3. That it was error to prematurely dismiss Linden Lumber Company since it might have been a statutory employer and, thus, responsible for securing compensation payments.
¶ 20. R & K Timber argues that it was error for Linden Lumber Company (Linden Lumber) to be dismissed since Linden Lumber could be the “statutory employer” if R & K Timber were the “subcontractor.” R & K Timber’s argument is that there was ample evidence of a contractor/subcontractor relationship. Kevin testified that: (1) the timber was purchased by Linden Lumber for harvesting; (2) the harvesting was subcontracted to him by Linden Lumber; and (3) he would not have reentered the logging business but for Linden Lumber.
¶ 21. R & K Timber does not argue that Linden Lumber was the statutory employer but only that Linden Lumber could have been. This question was presented to the ALJ, who found it lacking in merit. The ALJ noted that Linden Lumber was excluded from coverage under section 71-3-5 of the Mississippi Workers’ Compensation Act. The relevant portion provides that: “Any purchaser of timber products shall not be liable for workers’ compensation for any person who harvests and delivers timber to such purchaser if such purchaser is not liable for unemployment tax on the person harvesting and delivering the timber as provided by United States Code Annotated, Title 26, Section 3306, as amended.” There was no evidence offered of the existence of an employer-employee relationship between Linden Lumber or any of the employees of R & K Timber. There was no evidence that Linden Lumber paid Jordan or that Linden Lumber exercised any control over the employees of R & K Timber. In the absence of such a relationship, Linden Lumber was not required to pay unemployment taxes for any of R & K Timber’s employees. It was, therefore, exempt from the Mississippi Workers’ Compensation Act.
4. That the acceptance of the benefits paid under the AIG policy should have been considered as either an election of remedies or allowed as a credit for payments made in lieu of compensation.

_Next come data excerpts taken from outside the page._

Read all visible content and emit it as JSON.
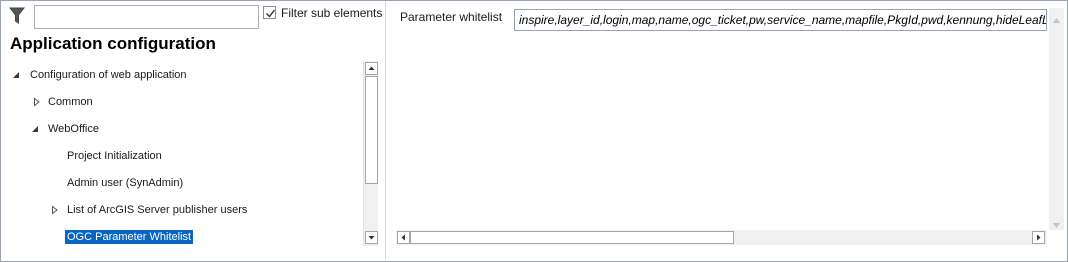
{
  "filter": {
    "search_value": "",
    "filter_sub_elements_label": "Filter sub elements",
    "filter_sub_elements_checked": true
  },
  "left_panel": {
    "title": "Application configuration"
  },
  "tree": {
    "items": [
      {
        "label": "Configuration of web application",
        "expander": "expanded"
      },
      {
        "label": "Common",
        "expander": "collapsed"
      },
      {
        "label": "WebOffice",
        "expander": "expanded"
      },
      {
        "label": "Project Initialization",
        "expander": "none"
      },
      {
        "label": "Admin user (SynAdmin)",
        "expander": "none"
      },
      {
        "label": "List of ArcGIS Server publisher users",
        "expander": "collapsed"
      },
      {
        "label": "OGC Parameter Whitelist",
        "expander": "none",
        "selected": true
      }
    ]
  },
  "properties": {
    "parameter_whitelist_label": "Parameter whitelist",
    "parameter_whitelist_value": "inspire,layer_id,login,map,name,ogc_ticket,pw,service_name,mapfile,PkgId,pwd,kennung,hideLeafLa"
  },
  "colors": {
    "selection": "#0a64c2",
    "border": "#9aa3ad",
    "scrollbar_track": "#f0f0f0"
  }
}
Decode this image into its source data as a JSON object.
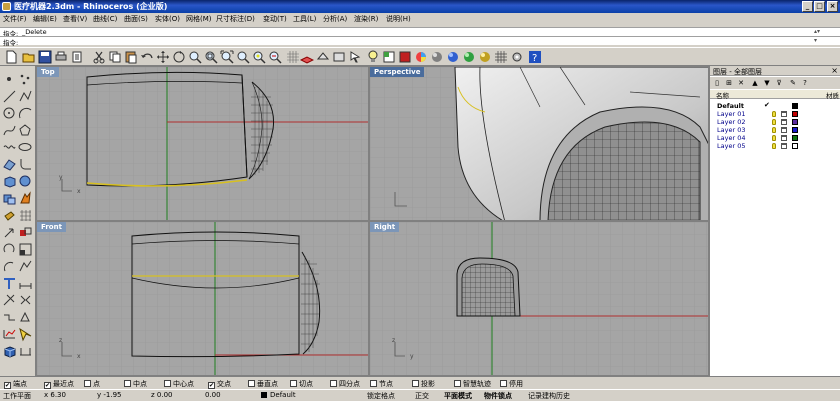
{
  "window": {
    "title": "医疗机器2.3dm - Rhinoceros (企业版)",
    "buttons": {
      "minimize": "_",
      "maximize": "□",
      "close": "×"
    }
  },
  "menu": [
    "文件(F)",
    "编辑(E)",
    "查看(V)",
    "曲线(C)",
    "曲面(S)",
    "实体(O)",
    "网格(M)",
    "尺寸标注(D)",
    "变动(T)",
    "工具(L)",
    "分析(A)",
    "渲染(R)",
    "说明(H)"
  ],
  "command": {
    "history_label": "指令:",
    "history_text": "_Delete",
    "prompt_label": "指令:",
    "prompt_text": ""
  },
  "viewports": {
    "top": "Top",
    "perspective": "Perspective",
    "front": "Front",
    "right": "Right"
  },
  "layers": {
    "panel_title": "图层 - 全部图层",
    "col_name": "名称",
    "col_material": "材质",
    "rows": [
      {
        "name": "Default",
        "current": "✔",
        "color": "#000000"
      },
      {
        "name": "Layer 01",
        "current": "",
        "color": "#c00000"
      },
      {
        "name": "Layer 02",
        "current": "",
        "color": "#5c2ca0"
      },
      {
        "name": "Layer 03",
        "current": "",
        "color": "#1818c8"
      },
      {
        "name": "Layer 04",
        "current": "",
        "color": "#107010"
      },
      {
        "name": "Layer 05",
        "current": "",
        "color": "#ffffff"
      }
    ]
  },
  "osnaps": [
    {
      "label": "端点",
      "checked": true
    },
    {
      "label": "最近点",
      "checked": true
    },
    {
      "label": "点",
      "checked": false
    },
    {
      "label": "中点",
      "checked": false
    },
    {
      "label": "中心点",
      "checked": false
    },
    {
      "label": "交点",
      "checked": true
    },
    {
      "label": "垂直点",
      "checked": false
    },
    {
      "label": "切点",
      "checked": false
    },
    {
      "label": "四分点",
      "checked": false
    },
    {
      "label": "节点",
      "checked": false
    },
    {
      "label": "投影",
      "checked": false
    },
    {
      "label": "智慧轨迹",
      "checked": false
    },
    {
      "label": "停用",
      "checked": false
    }
  ],
  "status": {
    "cplane": "工作平面",
    "x": "x 6.30",
    "y": "y -1.95",
    "z": "z 0.00",
    "dist": "0.00",
    "layer": "Default",
    "grid_snap": "锁定格点",
    "ortho": "正交",
    "planar": "平面模式",
    "object_snap": "物件锁点",
    "history": "记录建构历史"
  },
  "colors": {
    "viewport_bg": "#a5a5a5",
    "grid": "#959595",
    "x_axis": "#b03030",
    "y_axis": "#208020",
    "title_bar": "#0a246a"
  }
}
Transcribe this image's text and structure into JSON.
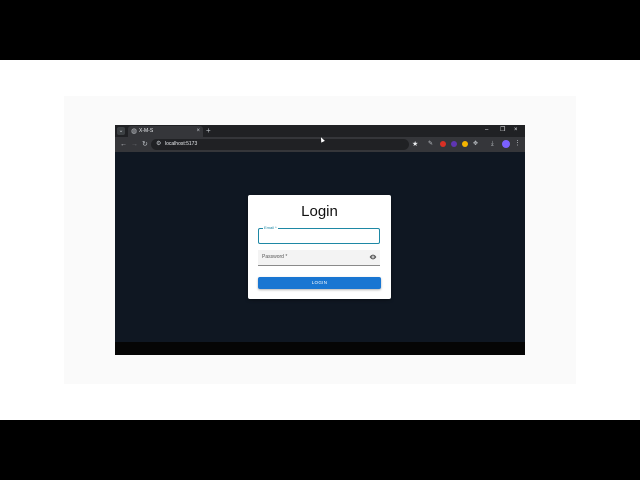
{
  "browser": {
    "tab_title": "X-M-S",
    "tab_close": "×",
    "new_tab": "+",
    "url": "localhost:5173",
    "window_controls": [
      "–",
      "❐",
      "×"
    ]
  },
  "login": {
    "title": "Login",
    "email_label": "Email *",
    "password_label": "Password *",
    "button_label": "LOGIN"
  },
  "colors": {
    "page_bg": "#0f1722",
    "accent": "#1976d2",
    "focus": "#1e88a5"
  },
  "icons": [
    "tab-search-icon",
    "globe-icon",
    "back-icon",
    "forward-icon",
    "reload-icon",
    "site-info-icon",
    "bookmark-star-icon",
    "edit-icon",
    "extension-icon",
    "download-icon",
    "profile-avatar",
    "more-menu-icon",
    "eye-icon"
  ]
}
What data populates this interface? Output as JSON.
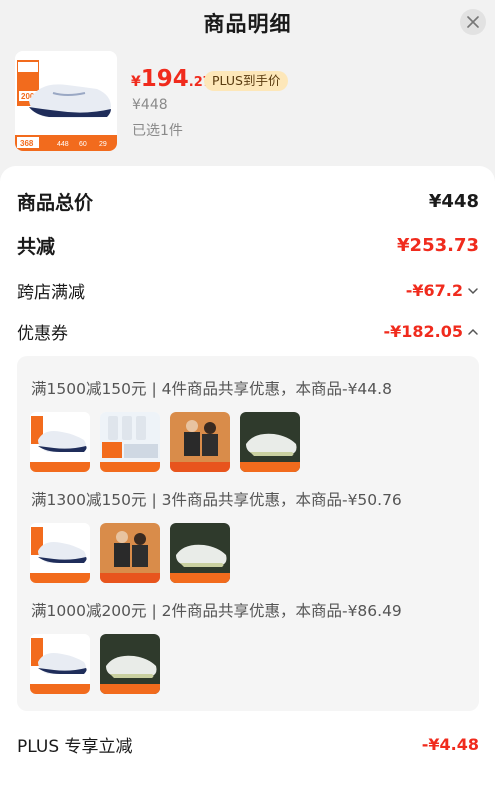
{
  "header": {
    "title": "商品明细",
    "close_icon": "close-icon"
  },
  "product": {
    "price_currency": "¥",
    "price_integer": "194",
    "price_decimal": ".27",
    "plus_tag": "PLUS到手价",
    "original_price": "¥448",
    "selected_count": "已选1件",
    "thumb_texts": [
      "200",
      "368",
      "448",
      "60",
      "29"
    ]
  },
  "summary": {
    "total_label": "商品总价",
    "total_value": "¥448",
    "discount_label": "共减",
    "discount_value": "¥253.73",
    "cross_store_label": "跨店满减",
    "cross_store_value": "-¥67.2",
    "coupon_label": "优惠券",
    "coupon_value": "-¥182.05",
    "plus_label": "PLUS 专享立减",
    "plus_value": "-¥4.48"
  },
  "coupons": [
    {
      "text": "满1500减150元 | 4件商品共享优惠，本商品-¥44.8",
      "thumbs": [
        "shoe-blue",
        "gadget",
        "people",
        "shoe-green"
      ]
    },
    {
      "text": "满1300减150元 | 3件商品共享优惠，本商品-¥50.76",
      "thumbs": [
        "shoe-blue",
        "people",
        "shoe-green"
      ]
    },
    {
      "text": "满1000减200元 | 2件商品共享优惠，本商品-¥86.49",
      "thumbs": [
        "shoe-blue",
        "shoe-green"
      ]
    }
  ],
  "colors": {
    "accent_red": "#f02b1d",
    "plus_gold": "#fde7b9",
    "orange_banner": "#f26b1d"
  }
}
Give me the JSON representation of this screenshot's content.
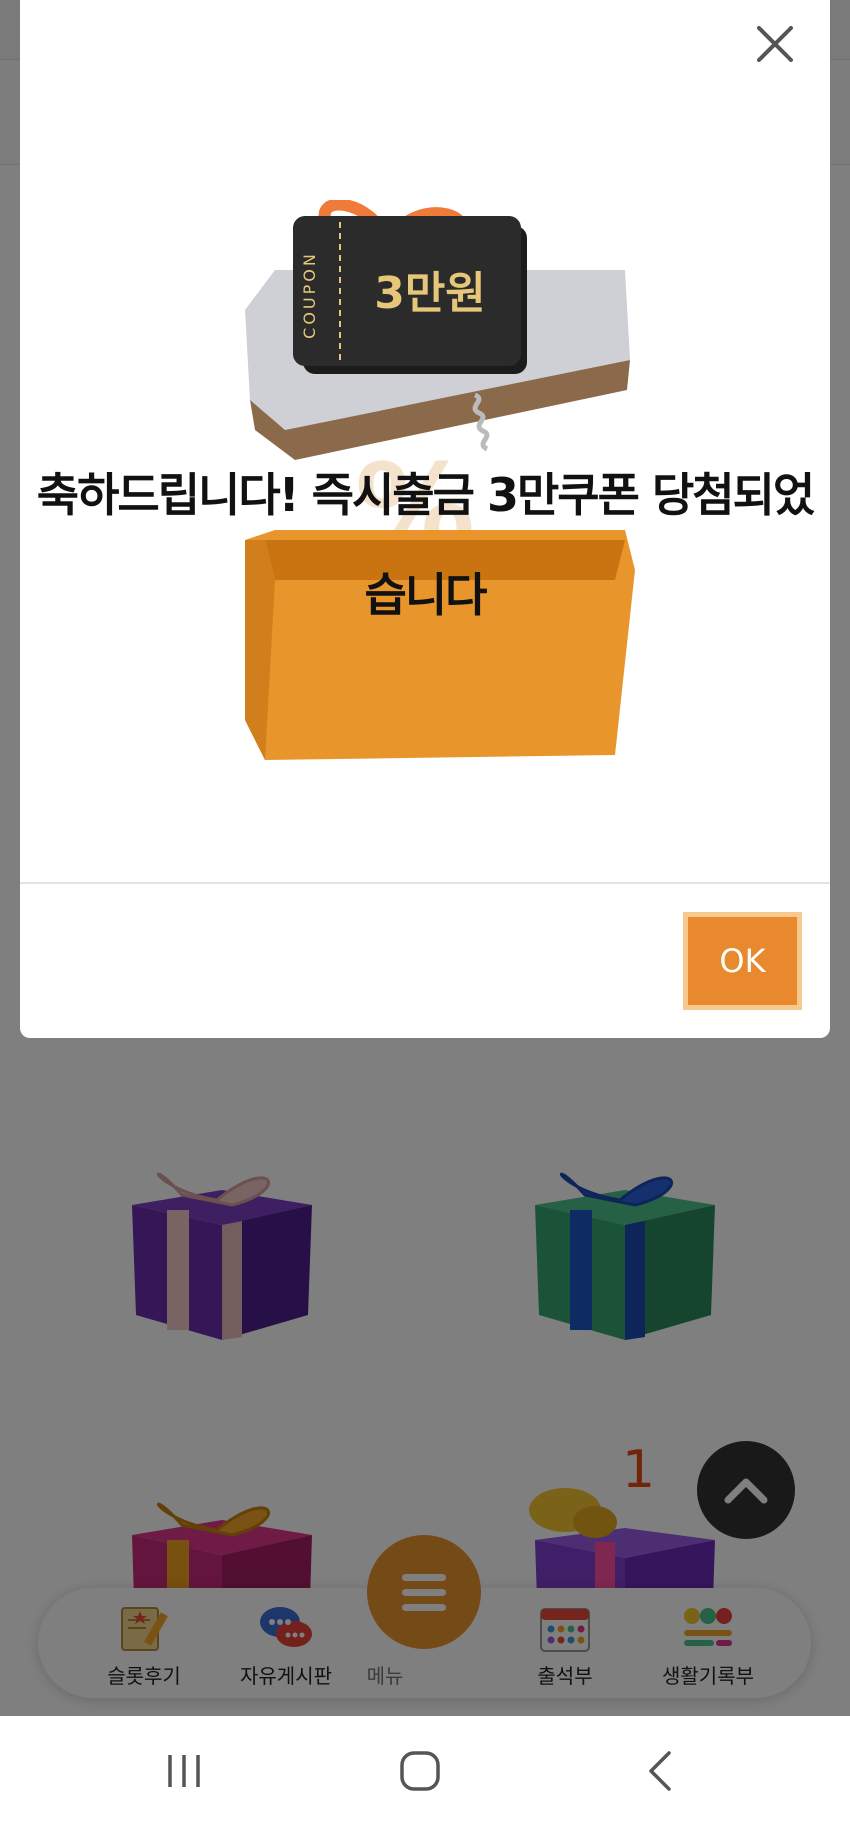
{
  "dialog": {
    "message": "축하드립니다! 즉시출금 3만쿠폰 당첨되었습니다",
    "coupon_label": "COUPON",
    "coupon_amount": "3만원",
    "ok_label": "OK",
    "close_icon": "close-icon"
  },
  "background": {
    "gift_badge_count": "1"
  },
  "bottom_nav": {
    "items": [
      {
        "label": "슬롯후기",
        "icon": "review-pencil-icon"
      },
      {
        "label": "자유게시판",
        "icon": "chat-bubbles-icon"
      },
      {
        "label": "메뉴",
        "icon": "hamburger-menu-icon"
      },
      {
        "label": "출석부",
        "icon": "calendar-icon"
      },
      {
        "label": "생활기록부",
        "icon": "emoji-record-icon"
      }
    ]
  },
  "colors": {
    "accent_orange": "#e8892e",
    "dialog_bg": "#ffffff",
    "dim_overlay": "rgba(0,0,0,0.5)"
  }
}
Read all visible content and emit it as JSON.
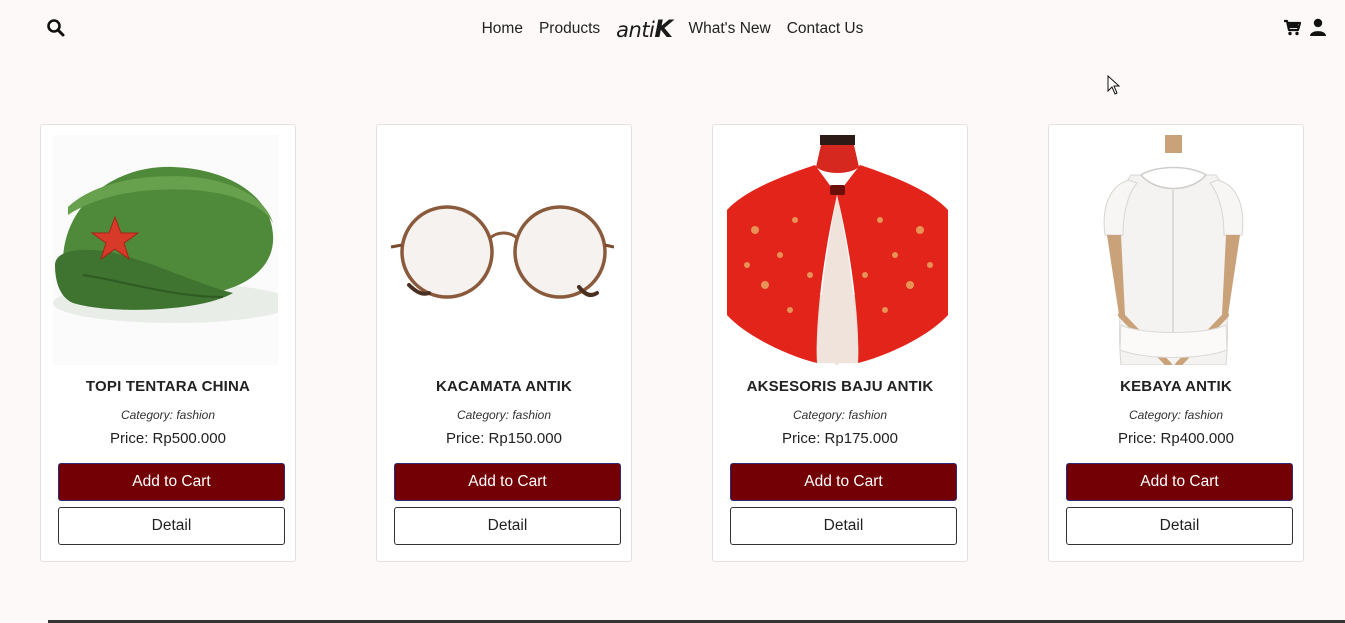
{
  "nav": {
    "links_left": [
      "Home",
      "Products"
    ],
    "brand_prefix": "anti",
    "brand_suffix": "K",
    "links_right": [
      "What's New",
      "Contact Us"
    ]
  },
  "products": [
    {
      "name": "TOPI TENTARA CHINA",
      "category": "Category: fashion",
      "price": "Price: Rp500.000",
      "add_label": "Add to Cart",
      "detail_label": "Detail"
    },
    {
      "name": "KACAMATA ANTIK",
      "category": "Category: fashion",
      "price": "Price: Rp150.000",
      "add_label": "Add to Cart",
      "detail_label": "Detail"
    },
    {
      "name": "AKSESORIS BAJU ANTIK",
      "category": "Category: fashion",
      "price": "Price: Rp175.000",
      "add_label": "Add to Cart",
      "detail_label": "Detail"
    },
    {
      "name": "KEBAYA ANTIK",
      "category": "Category: fashion",
      "price": "Price: Rp400.000",
      "add_label": "Add to Cart",
      "detail_label": "Detail"
    }
  ],
  "colors": {
    "background": "#fdf9f8",
    "cart_button": "#720005",
    "cart_button_border": "#2c2a7a"
  },
  "icons": [
    "search-icon",
    "cart-icon",
    "user-icon",
    "mouse-cursor"
  ]
}
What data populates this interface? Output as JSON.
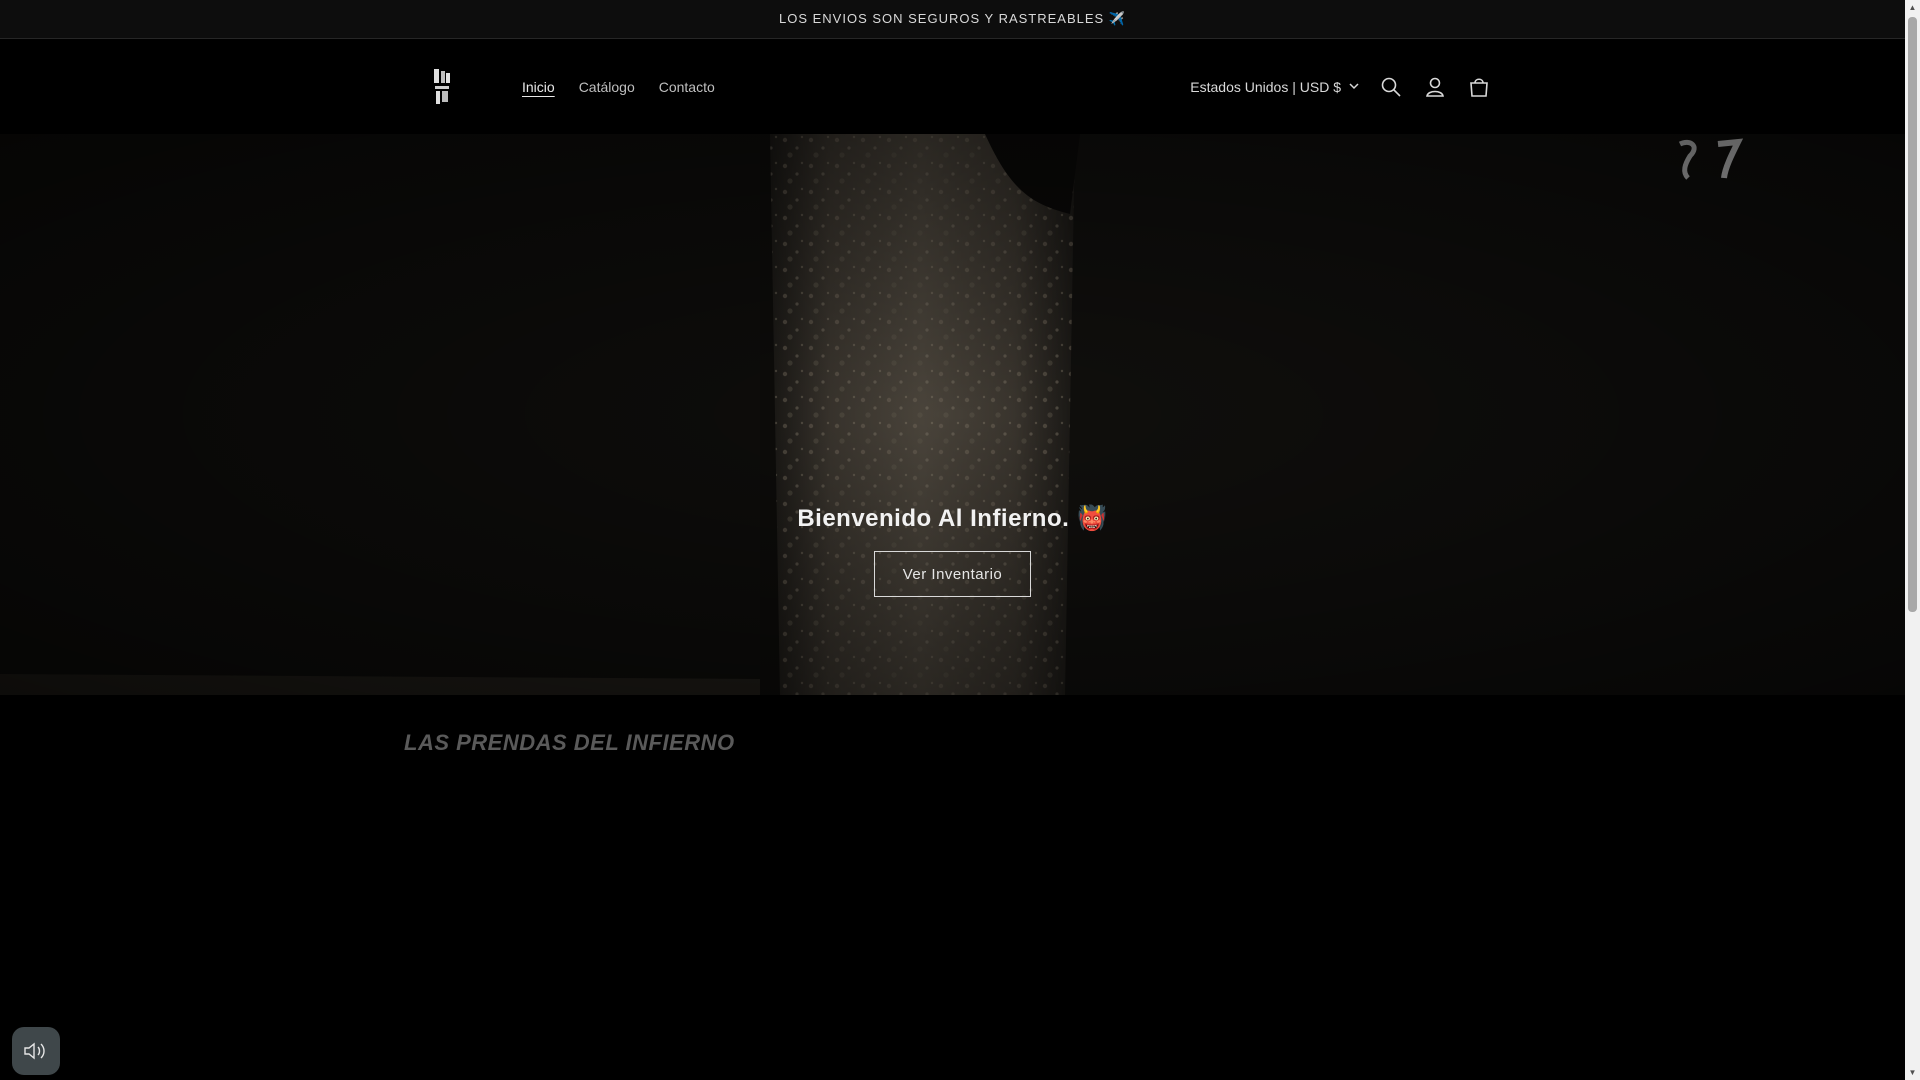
{
  "announcement": {
    "text": "LOS ENVIOS SON SEGUROS Y RASTREABLES ✈️"
  },
  "header": {
    "nav": [
      {
        "label": "Inicio",
        "active": true
      },
      {
        "label": "Catálogo",
        "active": false
      },
      {
        "label": "Contacto",
        "active": false
      }
    ],
    "country_selector": "Estados Unidos | USD $",
    "icons": [
      "search-icon",
      "account-icon",
      "cart-icon"
    ]
  },
  "hero": {
    "title": "Bienvenido Al Infierno.",
    "emoji": "👹",
    "button_label": "Ver Inventario"
  },
  "collection": {
    "title": "LAS PRENDAS DEL INFIERNO"
  },
  "colors": {
    "background": "#000000",
    "hero_overlay": "#0b0a09",
    "muted_heading": "#5a5a5a",
    "sound_button": "#3f474a"
  }
}
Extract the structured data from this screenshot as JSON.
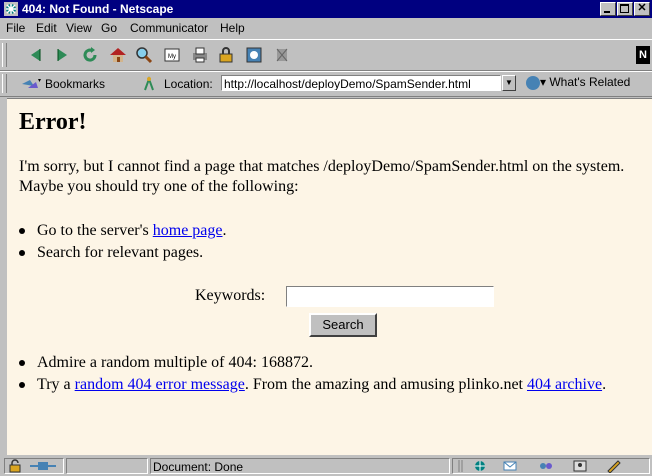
{
  "window": {
    "title": "404: Not Found - Netscape",
    "controls": {
      "minimize": "",
      "maximize": "",
      "close": "✕"
    }
  },
  "menu": [
    "File",
    "Edit",
    "View",
    "Go",
    "Communicator",
    "Help"
  ],
  "toolbar": {
    "buttons": [
      "back-icon",
      "forward-icon",
      "reload-icon",
      "home-icon",
      "search-icon",
      "my-netscape-icon",
      "print-icon",
      "security-icon",
      "shop-icon",
      "stop-icon"
    ]
  },
  "location_bar": {
    "bookmarks_label": "Bookmarks",
    "location_label": "Location:",
    "url": "http://localhost/deployDemo/SpamSender.html",
    "related_label": "What's Related"
  },
  "page": {
    "heading": "Error!",
    "intro": "I'm sorry, but I cannot find a page that matches /deployDemo/SpamSender.html on the system. Maybe you should try one of the following:",
    "item1_prefix": "Go to the server's ",
    "item1_link": "home page",
    "item1_suffix": ".",
    "item2": "Search for relevant pages.",
    "keywords_label": "Keywords:",
    "keywords_value": "",
    "search_button": "Search",
    "item3": "Admire a random multiple of 404: 168872.",
    "item4_prefix": "Try a ",
    "item4_link": "random 404 error message",
    "item4_middle": ". From the amazing and amusing plinko.net ",
    "item4_link2": "404 archive",
    "item4_suffix": "."
  },
  "status": {
    "text": "Document: Done"
  },
  "colors": {
    "titlebar": "#000080",
    "chrome": "#c0c0c0",
    "page_background": "#fdf5e6",
    "link": "#0000ee"
  }
}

¶ 22. R & K Timber also argues that it should be given credit for the payments under the AIG policy, despite the fact that the policy specifically excluded coverage for workers’ compensation and stated that it was not meant to be used in *761lieu of workers’ compensation insurance. See Riddell v. Estate of Cagle, 227 Miss. 305, 309, 85 So.2d 926, 927 (1956). See also V. Dunn, Mississippi Workers’ Compensation, § 24 (3rd ed.1982), in which the following is stated:
The exclusiveness of the Act is also applied when the beneficiaries elect to claim compensation, and in such event liability is imposed without reference to other forms of insurance benefits which may have been secured, in lieu of compensation insurance, by the employer for the benefit of the employee or his dependents. Thus, liability under the Act is not discharged, in whole or in part, by the payment or acceptance of the proceeds of a life and accident policy taken out by the employer for the benefit of the employee and his dependents and such payment may not be considered as an advance payment of compensation.
¶ 23. The fact that Jordan may have received benefits from the AIG policy is irrelevant to the responsibility of the Whites and R <& K Timber under the Act. The Commission and the circuit court found their liability under workers’ compensation law, and we affirm the judgment of the circuit court.
¶ 24. THE JUDGMENT OF THE CIRCUIT COURT OF NEWTON COUNTY IS AFFIRMED. ALL COSTS OF APPEAL ARE ASSESSED TO THE APPELLANTS.
MYERS, P.J., IRVING, CHANDLER, GRIFFIS, BARNES, ISHEE, ROBERTS AND CARLTON, JJ., CONCUR. LEE, P.J., NOT PARTICIPATING.. Since Jordan and Dukes were injured in a common accident, their claims have been consolidated. The primary issue before this Court is whether R & K Timber was a covered employer as defined by the Mississippi Workers' Compensation Act. Therefore, unless specifically noted, we will refer to the employees as merely Jordan to prevent any confusion.